"It was mostly about expense," Fincher said of the project's long, on-off gestation period. (The film's budget is reportedly in the $150-million range.) "Technology has gotten cheaper. We started five years ago, and you could probably do the same amount of work for $3 million or $4 million less, with what we know now."
To create the movie's primary visual trick -- Benjamin's appearance at different ages -- Fincher cast several actors, and in most cases combined their bodies with Pitt's voice and digitally manipulated face using a motion-capture technique similar to the one Robert Zemeckis used in "Beowulf."
"I call it the Botoxing of the performance," Fincher said. "As high-resolution as it is, there's something that gets kind of dulled, something not so articulate in the lips. But when a guy's 85 years old, it's OK that he's a little soft."

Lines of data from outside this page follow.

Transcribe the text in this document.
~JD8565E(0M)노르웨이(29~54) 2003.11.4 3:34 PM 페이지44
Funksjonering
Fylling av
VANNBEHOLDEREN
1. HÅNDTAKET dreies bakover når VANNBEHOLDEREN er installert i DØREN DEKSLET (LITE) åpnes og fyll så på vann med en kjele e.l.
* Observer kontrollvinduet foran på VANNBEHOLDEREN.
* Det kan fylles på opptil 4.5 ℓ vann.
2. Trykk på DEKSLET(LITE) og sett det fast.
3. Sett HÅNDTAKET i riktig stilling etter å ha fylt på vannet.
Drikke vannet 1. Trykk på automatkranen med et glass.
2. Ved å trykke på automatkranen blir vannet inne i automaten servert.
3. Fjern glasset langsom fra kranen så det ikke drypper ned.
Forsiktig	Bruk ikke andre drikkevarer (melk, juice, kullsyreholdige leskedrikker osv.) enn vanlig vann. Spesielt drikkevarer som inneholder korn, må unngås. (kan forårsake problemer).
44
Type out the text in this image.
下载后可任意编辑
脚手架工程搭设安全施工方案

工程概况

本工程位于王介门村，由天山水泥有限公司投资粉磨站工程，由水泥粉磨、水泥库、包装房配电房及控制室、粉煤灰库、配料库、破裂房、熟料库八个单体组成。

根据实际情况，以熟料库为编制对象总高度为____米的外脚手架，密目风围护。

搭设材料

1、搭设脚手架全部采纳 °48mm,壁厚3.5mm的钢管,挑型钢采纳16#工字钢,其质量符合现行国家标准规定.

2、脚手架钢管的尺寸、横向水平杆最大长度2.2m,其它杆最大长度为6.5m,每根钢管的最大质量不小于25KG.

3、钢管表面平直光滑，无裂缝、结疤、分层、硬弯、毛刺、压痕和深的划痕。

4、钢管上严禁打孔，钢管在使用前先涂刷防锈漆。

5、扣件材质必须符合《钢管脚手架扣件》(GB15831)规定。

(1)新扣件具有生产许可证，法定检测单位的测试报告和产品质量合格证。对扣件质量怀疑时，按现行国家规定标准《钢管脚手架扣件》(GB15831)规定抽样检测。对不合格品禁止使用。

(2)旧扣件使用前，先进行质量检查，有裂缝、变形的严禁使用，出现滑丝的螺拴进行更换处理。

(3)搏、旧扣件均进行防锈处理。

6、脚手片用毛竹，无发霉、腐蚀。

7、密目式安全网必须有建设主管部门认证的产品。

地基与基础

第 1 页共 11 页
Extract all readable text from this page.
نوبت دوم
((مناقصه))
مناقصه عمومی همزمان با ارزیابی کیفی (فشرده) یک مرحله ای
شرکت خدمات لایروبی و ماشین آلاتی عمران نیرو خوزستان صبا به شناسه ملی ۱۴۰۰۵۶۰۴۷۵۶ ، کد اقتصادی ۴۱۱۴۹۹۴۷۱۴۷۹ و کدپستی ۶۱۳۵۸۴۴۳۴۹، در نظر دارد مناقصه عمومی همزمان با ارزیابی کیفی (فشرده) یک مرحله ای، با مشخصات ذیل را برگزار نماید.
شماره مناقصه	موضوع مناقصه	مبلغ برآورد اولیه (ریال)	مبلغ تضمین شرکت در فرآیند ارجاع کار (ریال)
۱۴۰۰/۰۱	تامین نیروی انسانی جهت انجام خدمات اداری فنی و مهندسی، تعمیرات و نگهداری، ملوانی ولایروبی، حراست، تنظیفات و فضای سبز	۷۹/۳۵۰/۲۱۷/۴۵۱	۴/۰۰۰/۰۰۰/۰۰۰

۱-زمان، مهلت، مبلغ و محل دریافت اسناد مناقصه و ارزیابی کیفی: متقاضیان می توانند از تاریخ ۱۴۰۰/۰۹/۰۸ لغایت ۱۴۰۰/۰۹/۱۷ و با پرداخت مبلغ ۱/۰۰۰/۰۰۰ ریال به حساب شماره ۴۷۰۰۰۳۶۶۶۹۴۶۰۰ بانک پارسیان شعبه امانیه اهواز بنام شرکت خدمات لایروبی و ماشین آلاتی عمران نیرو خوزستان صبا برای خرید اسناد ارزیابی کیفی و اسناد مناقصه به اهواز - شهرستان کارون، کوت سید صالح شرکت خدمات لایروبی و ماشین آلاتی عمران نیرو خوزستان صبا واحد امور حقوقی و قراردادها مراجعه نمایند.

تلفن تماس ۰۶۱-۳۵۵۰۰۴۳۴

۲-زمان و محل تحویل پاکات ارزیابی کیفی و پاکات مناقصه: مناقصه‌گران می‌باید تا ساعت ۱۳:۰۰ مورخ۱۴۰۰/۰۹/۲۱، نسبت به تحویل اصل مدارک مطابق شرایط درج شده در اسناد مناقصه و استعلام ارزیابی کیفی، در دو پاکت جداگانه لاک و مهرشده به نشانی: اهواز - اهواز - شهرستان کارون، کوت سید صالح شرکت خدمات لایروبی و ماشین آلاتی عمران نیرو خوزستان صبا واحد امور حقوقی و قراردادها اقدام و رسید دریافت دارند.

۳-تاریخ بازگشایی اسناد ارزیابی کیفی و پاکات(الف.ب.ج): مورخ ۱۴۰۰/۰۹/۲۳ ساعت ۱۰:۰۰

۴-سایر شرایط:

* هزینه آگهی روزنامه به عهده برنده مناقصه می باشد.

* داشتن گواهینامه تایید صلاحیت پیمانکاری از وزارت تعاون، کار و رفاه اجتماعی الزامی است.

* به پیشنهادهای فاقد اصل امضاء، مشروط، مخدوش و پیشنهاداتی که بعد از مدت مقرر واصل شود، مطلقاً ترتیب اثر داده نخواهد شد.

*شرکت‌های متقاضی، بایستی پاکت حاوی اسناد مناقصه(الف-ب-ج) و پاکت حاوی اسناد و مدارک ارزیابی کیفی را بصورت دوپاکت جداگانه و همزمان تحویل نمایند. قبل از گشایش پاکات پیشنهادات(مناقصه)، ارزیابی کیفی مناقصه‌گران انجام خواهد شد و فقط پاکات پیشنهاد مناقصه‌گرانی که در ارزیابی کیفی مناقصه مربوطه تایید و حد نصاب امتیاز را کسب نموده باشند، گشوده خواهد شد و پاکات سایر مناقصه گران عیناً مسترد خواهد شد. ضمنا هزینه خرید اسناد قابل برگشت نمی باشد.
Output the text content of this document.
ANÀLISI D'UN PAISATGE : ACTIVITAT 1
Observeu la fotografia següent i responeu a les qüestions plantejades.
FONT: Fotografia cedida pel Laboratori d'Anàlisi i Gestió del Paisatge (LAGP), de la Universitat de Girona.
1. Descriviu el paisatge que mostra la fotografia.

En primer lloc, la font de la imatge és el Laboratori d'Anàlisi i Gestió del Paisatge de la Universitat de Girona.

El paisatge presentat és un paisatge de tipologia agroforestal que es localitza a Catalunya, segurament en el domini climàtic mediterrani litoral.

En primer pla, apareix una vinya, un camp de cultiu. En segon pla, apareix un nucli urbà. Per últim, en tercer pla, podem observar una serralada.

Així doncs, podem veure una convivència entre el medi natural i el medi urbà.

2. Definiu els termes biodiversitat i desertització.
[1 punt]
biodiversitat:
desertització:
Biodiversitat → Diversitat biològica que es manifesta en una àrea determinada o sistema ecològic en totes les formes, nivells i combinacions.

Benjamin may be a state-of-the-art technical marvel but at the film's heart is Pitt's performance, a delicate feat of physiognomic control. "There are so many facial tics that make people who they are, especially movie stars," Fincher said, "and one of the things we found with Brad was it's the speed at which he does things, it's when he blinks, when he moves his eyes."
He was quick to praise Pitt, who, including "Se7en" and "Fight Club," has now starred in three of Fincher's seven features. "Some of my favorite shots in this movie have absolutely nothing to do with technology and everything to do with an actor's choices, like when Brad made these decisions that were odd and childlike, that Popeye face when he's walking for the first time," Fincher said. "It's ultimately those things that win you over."
He added, "Is Benjamin absolutely 100% believable in most shots? No, but there are a couple that I look at and go, 'Wow, we got really close.' It's just enough to get you to suspend your disbelief."
Fincher is known as a craftsman and tech-head, but he puts CGI wizardry in the service of illusion more than spectacle. "Zodiac," he said, made extensive use of digitized cityscapes in part because he couldn't get permission to shoot on the streets of San Francisco. "You don't want people to go, 'Wow, that's the most beautiful street corner in history,' you don't want to make it overly flowery," he said. "When people spend a lot of money on digital effects, I think they want it to count. I just want people to be absorbed in what's going on."